The components of the gene sequencer 3 may include, but are not limited to, at least one processor 4, at least one memory 5, and a bus 6 that connects various system components, including the memory 5 and the processor 4.

The bus 6 comprises a data bus, an address bus, and a control bus.

The memory 5 may comprise a volatile memory, such as a random access memory (RAM) 51 and/or a cache memory 52, and may further comprise a read-only memory (ROM) 53.

The memory 5 may further comprise a program/utility 55 with a set of (at least one) program modules 54 including, but not limited to, an operating system, one or more application programs, other program modules, and program data. Each of these examples or some combination thereof may comprise a component for implementing a network environment.

The processor 4 runs the computer program stored in the memory 5, thereby executing various functional applications and data processing, such as the base calling method described above.

The gene sequencer 3 can also communicate with one or more external devices 7 (e.g., a keyboard or pointing device). Such communication is established through an input/output (I/O) interface 8. Moreover, the gene sequencer 3 can also communicate with one or more networks (e.g., a local area network (LAN), a wide area network (WAN), and/or a public network, such as the Internet) via a network adapter 9. As shown in FIG. 11, the network adapter 9 communicates with other modules of the gene sequencer 3 through the bus 6. It should be understood that although not shown in FIG. 11, other hardware and/or software modules can be used in combination with the gene sequencer 3, including, but not limited to, a microcode, a device driver, a redundant processor, an external disk drive array, a RAID (Redundant Array of Independent Disks) system, a tape drive, and a data backup storage system.

It should be noted that although several units/modules or sub-units/modules of the gene sequencer are mentioned in the detailed description above, such a division is merely exemplary and not mandatory. In practice, according to the embodiments of the present disclosure, the features and functions of two or more units/modules described above may be embodied in a single unit/module. Conversely, the features and functions of a single unit/module described above may be further divided to be embodied by multiple units/modules.

Example 3

This example provides a computer-readable storage medium storing a computer program, wherein the computer program, when executed by a processor, implements the base calling method described in Example 1.

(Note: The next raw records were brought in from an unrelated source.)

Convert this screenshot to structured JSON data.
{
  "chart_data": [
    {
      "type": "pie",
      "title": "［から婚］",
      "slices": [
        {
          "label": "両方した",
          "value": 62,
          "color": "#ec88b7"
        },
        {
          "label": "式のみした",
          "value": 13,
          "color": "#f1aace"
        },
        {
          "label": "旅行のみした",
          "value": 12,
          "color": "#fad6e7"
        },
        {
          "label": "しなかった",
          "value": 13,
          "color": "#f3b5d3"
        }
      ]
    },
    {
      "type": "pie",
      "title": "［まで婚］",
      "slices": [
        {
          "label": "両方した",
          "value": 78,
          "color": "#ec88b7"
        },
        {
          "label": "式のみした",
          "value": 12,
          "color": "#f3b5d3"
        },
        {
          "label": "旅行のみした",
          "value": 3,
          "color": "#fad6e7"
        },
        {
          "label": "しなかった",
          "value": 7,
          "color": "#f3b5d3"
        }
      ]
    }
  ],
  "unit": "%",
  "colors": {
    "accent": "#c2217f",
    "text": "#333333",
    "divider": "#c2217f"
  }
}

Herein, the readable storage medium may more specifically include, but is not limited to, a portable disk, a hard disk, a random access memory, a read-only memory, an erasable programmable read-only memory, an optical storage device, a magnetic storage device, or any suitable combination of the above.

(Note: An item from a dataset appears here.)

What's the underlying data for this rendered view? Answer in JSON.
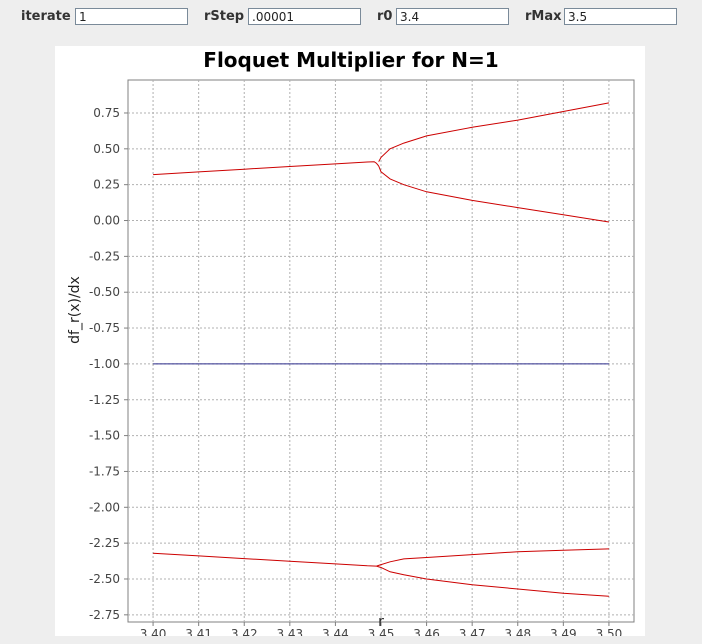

In a possible embodiment, the present disclosure may also be implemented in the form of a program product comprising a program code which, when the program product is run on a gene sequencer, causes the gene sequencer to execute the base calling method described in Example 1.

Herein, the program code for executing the present disclosure may be written in any combination of one or more programming languages, and may be executed entirely on the gene sequencer, partially on the gene sequencer, as a standalone software package, partially on the gene sequencer and partially on a remote device, or entirely on a remote device.

Although specific embodiments of the present disclosure have been described above, it should be understood by those skilled in the art that this is merely illustrative, and the scope of protection of the present disclosure is defined by the appended claims. Those skilled in the art may make various changes or modifications to these embodiments without departing from the principles and essence of the present disclosure, but such changes and modifications fall within the scope of protection of the present disclosure.